Billie Swings is so well hidden on traffic-jammed Spit Road that you have probably driven past it a hundred times without taking a side glance. But let me assure you, make that side glance, and make a booking. While the restaurant's menu began featuring classic French bistro style meals, chef and owner Chris Rummey changed direction to appeal to his Mosmanite crowd. More "serious" dishes such as beef three-ways and pappardelle with pork and beef ragu today create his modern Mediterranean menu.

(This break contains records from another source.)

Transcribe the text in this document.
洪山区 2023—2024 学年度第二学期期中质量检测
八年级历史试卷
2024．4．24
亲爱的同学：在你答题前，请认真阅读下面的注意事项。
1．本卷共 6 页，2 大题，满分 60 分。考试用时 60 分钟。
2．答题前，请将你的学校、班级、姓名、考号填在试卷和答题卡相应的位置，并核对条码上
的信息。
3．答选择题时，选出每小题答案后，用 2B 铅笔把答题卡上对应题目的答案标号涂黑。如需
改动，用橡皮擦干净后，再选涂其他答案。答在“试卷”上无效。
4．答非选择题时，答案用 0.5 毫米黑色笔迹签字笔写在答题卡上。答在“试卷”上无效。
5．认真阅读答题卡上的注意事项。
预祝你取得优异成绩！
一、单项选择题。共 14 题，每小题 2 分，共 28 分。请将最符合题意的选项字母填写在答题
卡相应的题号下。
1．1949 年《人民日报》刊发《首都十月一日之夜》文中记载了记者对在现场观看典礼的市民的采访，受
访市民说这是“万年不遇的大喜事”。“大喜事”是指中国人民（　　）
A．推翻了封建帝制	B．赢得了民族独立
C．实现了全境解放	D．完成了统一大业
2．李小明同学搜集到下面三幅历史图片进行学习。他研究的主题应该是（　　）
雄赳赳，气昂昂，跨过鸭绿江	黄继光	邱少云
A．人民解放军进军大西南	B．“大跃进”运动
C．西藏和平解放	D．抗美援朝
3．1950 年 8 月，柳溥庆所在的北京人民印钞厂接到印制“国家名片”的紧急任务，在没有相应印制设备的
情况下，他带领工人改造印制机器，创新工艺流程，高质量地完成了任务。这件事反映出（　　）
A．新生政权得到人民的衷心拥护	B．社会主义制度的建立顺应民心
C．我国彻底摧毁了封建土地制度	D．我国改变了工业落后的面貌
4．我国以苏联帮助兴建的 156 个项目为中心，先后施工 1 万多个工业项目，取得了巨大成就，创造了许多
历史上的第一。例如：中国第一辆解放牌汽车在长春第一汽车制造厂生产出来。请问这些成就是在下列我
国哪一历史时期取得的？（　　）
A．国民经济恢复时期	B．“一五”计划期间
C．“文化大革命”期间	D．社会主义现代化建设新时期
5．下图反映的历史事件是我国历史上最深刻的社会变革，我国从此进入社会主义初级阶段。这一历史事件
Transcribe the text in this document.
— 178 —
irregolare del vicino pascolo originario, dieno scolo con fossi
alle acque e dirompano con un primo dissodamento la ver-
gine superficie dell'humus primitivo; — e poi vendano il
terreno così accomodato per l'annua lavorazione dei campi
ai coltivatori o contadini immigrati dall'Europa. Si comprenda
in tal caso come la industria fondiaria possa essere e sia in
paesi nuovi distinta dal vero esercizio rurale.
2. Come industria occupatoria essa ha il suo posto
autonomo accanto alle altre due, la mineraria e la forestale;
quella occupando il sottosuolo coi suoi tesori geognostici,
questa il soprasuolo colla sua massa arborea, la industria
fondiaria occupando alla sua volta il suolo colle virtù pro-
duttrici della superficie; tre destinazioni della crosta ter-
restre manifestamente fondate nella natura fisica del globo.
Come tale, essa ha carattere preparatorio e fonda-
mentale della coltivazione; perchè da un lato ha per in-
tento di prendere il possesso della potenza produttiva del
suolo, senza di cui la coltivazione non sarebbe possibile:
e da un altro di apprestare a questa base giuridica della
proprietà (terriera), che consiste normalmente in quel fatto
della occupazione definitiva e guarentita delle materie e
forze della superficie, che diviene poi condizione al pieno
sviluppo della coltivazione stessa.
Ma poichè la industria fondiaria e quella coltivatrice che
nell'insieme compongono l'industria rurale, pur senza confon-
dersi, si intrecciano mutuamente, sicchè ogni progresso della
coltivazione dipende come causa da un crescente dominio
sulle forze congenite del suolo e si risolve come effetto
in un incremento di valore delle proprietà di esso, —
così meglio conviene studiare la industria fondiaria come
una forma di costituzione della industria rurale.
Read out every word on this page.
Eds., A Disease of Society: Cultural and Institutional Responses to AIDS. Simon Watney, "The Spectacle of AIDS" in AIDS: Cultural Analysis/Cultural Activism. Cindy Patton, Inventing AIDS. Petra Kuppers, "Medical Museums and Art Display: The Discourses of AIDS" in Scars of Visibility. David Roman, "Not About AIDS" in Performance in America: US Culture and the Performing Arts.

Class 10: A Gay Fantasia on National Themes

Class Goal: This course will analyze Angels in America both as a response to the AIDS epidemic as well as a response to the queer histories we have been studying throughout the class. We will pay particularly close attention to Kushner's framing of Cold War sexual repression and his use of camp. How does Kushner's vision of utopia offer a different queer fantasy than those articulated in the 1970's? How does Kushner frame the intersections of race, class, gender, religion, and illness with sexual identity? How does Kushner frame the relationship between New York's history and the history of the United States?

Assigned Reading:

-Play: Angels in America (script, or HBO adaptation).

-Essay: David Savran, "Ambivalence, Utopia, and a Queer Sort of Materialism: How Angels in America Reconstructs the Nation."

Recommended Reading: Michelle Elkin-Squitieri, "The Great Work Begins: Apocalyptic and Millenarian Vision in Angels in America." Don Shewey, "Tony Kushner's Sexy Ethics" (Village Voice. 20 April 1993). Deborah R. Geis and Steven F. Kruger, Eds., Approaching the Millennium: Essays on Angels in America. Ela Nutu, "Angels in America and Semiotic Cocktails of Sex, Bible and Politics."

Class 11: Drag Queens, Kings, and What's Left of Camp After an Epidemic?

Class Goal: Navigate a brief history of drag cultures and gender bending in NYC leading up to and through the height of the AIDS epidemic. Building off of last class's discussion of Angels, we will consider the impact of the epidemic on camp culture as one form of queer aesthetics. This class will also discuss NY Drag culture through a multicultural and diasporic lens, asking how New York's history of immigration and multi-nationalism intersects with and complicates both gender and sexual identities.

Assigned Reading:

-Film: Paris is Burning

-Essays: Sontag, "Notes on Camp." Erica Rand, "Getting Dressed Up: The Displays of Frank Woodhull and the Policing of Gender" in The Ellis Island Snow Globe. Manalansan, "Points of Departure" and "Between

As we ponder over the chalkboard-written, blackboard menu (which changes weekly), smells of garlic and butter being cooked in the frypan seep from the kitchen, putting our taste buds on high alert. An amuse bouche of chestnut purée served in white china espresso cups is unlike anything we had tasted before – the flavour was sweet yet creamy and it had a thick, almost-chunky texture. In silent appreciation, we swirled the caramel-coloured puree around our mouths. Next arrived two perfectly poised piping-hot bread rolls. On first bite, we were taken back to Paris to reminisce about the fresh baguettes from our corner boulangerie. As we recollected our Parisian days, Chris arrived with perfectly pink earl grey smoked duck breast lying over a bed of brown rice and star-anise soaked orange. The snapper fillets with saffron cauliflower florets, roasted pine nuts and steamed squid created a unique combination that was neither Middle Eastern nor French but the flavours were all there.
Loud soulful Parisian beats filled the restaurant space and all of the week's stresses felt like a million miles away. After we said goodnight to Chris, I stalled when opening the restaurant's door as I hesitated leaving this little refuge to face the looming traffic and endless road rage of Sydney drivers. Sadly we had to leave but eagerly I will return.